Office of the Attorney General News Release Archive
Thursday, January 4, 2001
STATE SUES EXXON-MOBIL FOR TENS OF MILLIONS OF DOLLARS
Alleges Oil Giant Ignored State's Oil and Gas Interest in 'Hawkins Field' for Decades
AUSTIN - Texas Attorney General John Cornyn today filed a major lawsuit in Houston to recover tens of millions of dollars in state mineral interests from oil giant Exxon-Mobil. The suit focuses on about 50 acres of state highway right-of-way land in the "Hawkins Field" in Wood County in East Texas.
Cornyn made the announcement at a news conference at his Austin office today.
"If we prevail in this case - as I believe we will - the state of Texas will finally realize the millions of dollars that should have been placed in state coffers decades ago," said Attorney General Cornyn. "We submit that Exxon-Mobil willfully ignored its responsibility to the people of Texas by draining valuable oil and gas resources under state land and failing to include the state of Texas among those receiving production revenues from the Hawkins Field."
The situation existing in the Hawkins Field was brought to the attention of the Attorney General's office by a former oil patch landman in Coleman County. The landman, who discovered the problem when he began investigating certain discrepancies in his field-wide acreage calculations, then pursued the case under current Texas law, which provides incentives to those who turn up evidence of money that rightfully belongs to the state of Texas.
The public records the Attorney General's office reviewed before filing the lawsuit strongly support the suit's allegation that Exxon-Mobil "converted" minerals of value belonging to the state for its own benefit and profit without permission from the state, a taking of state property which the Attorney General's office is charged by law to recover through legal means.

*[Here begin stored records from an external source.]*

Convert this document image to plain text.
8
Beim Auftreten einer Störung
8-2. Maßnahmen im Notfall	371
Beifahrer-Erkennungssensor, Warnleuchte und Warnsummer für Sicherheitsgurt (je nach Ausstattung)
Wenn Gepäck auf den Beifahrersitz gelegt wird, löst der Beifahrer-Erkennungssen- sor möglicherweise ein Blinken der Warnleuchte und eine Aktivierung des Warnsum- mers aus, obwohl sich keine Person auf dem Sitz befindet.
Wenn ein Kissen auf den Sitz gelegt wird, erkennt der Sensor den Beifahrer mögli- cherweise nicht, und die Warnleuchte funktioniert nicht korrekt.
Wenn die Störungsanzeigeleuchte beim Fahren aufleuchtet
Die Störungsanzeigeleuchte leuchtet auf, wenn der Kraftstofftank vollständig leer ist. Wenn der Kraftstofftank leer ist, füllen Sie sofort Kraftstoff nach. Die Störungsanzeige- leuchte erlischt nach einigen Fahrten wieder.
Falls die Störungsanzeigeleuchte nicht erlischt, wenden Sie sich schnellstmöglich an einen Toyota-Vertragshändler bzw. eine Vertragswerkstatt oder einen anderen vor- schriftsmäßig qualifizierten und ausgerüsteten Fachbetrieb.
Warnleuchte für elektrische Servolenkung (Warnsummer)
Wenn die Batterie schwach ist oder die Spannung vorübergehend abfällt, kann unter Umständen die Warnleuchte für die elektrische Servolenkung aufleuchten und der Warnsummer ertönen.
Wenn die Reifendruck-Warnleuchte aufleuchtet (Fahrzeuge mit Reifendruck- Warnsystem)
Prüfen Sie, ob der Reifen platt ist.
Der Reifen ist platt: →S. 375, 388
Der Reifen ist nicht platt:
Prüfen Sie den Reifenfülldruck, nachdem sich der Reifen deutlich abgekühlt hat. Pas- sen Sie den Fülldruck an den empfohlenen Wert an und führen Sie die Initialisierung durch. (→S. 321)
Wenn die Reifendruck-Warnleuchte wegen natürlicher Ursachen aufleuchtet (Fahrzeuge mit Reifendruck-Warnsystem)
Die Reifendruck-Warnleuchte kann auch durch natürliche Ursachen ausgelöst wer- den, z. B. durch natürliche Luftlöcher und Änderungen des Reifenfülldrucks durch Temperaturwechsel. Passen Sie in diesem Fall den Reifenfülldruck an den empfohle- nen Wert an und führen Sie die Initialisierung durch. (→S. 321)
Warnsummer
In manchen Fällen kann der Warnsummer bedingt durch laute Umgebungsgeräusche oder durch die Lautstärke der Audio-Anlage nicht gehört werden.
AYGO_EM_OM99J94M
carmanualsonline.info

During the 1930s the state of Texas acquired mineral rights underlying many tracts of what would become highway land, including the strip in question that traverses the city of Hawkins from east to west.
While Exxon-Mobil obtained permission from the Texas Railroad Commission in the 1970s to operate the Hawkins field as a single oil and gas field unit (including that portion of U.S. Highway 80 in which the state held the mineral rights), the company allegedly misrepresented to the commission that all correlative rights in the field had been and would be protected. The lawsuit alleges that the company drilled wells too close to state land and engaged in injection practices that forced oil and gas out from under state property without permission.
The Attorney General contends in this lawsuit that Exxon-Mobil, including its predecessors, was aware of the state's mineral ownership at all times during the company's longstanding primary and secondary recovery operations in the Hawkins Field.
The suit alleges that the company "wrongfully and knowingly drained minerals from property" owned by the state and never invited the state to be a party to the unitization agreement on a prorata or yardstick basis with other mineral interest owners.
The amount of delinquent revenue sought in this lawsuit could reach well into the tens of millions of dollars, but the Attorney General's office will not be certain until it examines, during trial discovery, all company records pertaining to Hawkins Field production for the years in question.